At the same time, switch back the asphyxia gas hose on the ventilator to the oxygen outlet. Finally, draw blood samples corresponding to the cardiac arrest time point while preparing for cardiopulmonary resuscitation. If following the International Liaison Committee on resuscitation recommended three to one CPR, mechanically ventilate the piglet for 30 seconds after the cardiac arrest.
Then start the chest compressions and aim for a chest compression to ventilation ratio of three to one. Use the two thumb and circling hands technique to compress the chest to a depth of one third of the thoracic and posterior diameter and allow full chest recoil. Aim to generate a systolic arterial pressure greater than 20 millimeters of mercury.
After 30 seconds of chest compressions administer adrenaline IV and repeat it after every three minutes of CPR for a maximum of four doses. Flush the catheter with one milliliter of normal saline after each adrenaline administration. Determine the return of spontaneous circulation or ROSC by observing the arterial blood pressure tracings and the ECG and confirm the same by cardiac auscultation.
Continue the resuscitation efforts until ROSC or for a maximum of 15 minutes. If resuscitation is successful, note the time of ROSC, the duration of CPR in seconds, and the number of adrenaline doses administered in the CRF. If CPR is not successful within 15 minutes stop the resuscitation efforts and record the time of death.
Finally, after ROSC, take blood samples and CRF registrations as soon as possible and continue the registrations as described in the manuscript for another 9.5 hours. The piglet's blood pressure dropped gradually since the beginning of asphyxia and became zero when cardiac arrest occurred. The BP increased once ROSC was achieved before taking some time to normalize again.

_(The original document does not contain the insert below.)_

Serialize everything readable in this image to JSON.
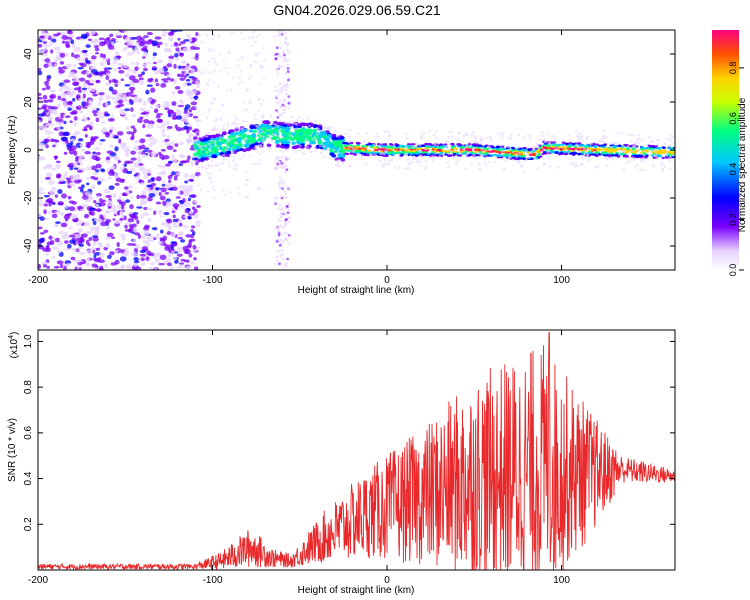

The changes in the piglet's physiology during the asphyxia were clearly indicated by the changes in the heart rate, the mean arterial pressure, the pH, the partial pressure of carbon dioxide, the base excess, and the lactate. As expected, the mean arterial pressure, pH and base excess decreased during asphyxia while the partial pressure of carbon dioxide and lactate signifying the mixed respiratory and metabolic acidosis increased. However, the values normalized toward the end of the experiment.
Maintaining good ventilation during cardiopulmonary resuscitation and correct data sampling throughout are particularly critical parts of this protocol. This newborn model has provided evidence for guideline development through research on the use of supplementary oxygen and resuscitation protocols. In addition, pathophysiology, biomarkers, and novel methods for hemodynamic monitoring have been investigated.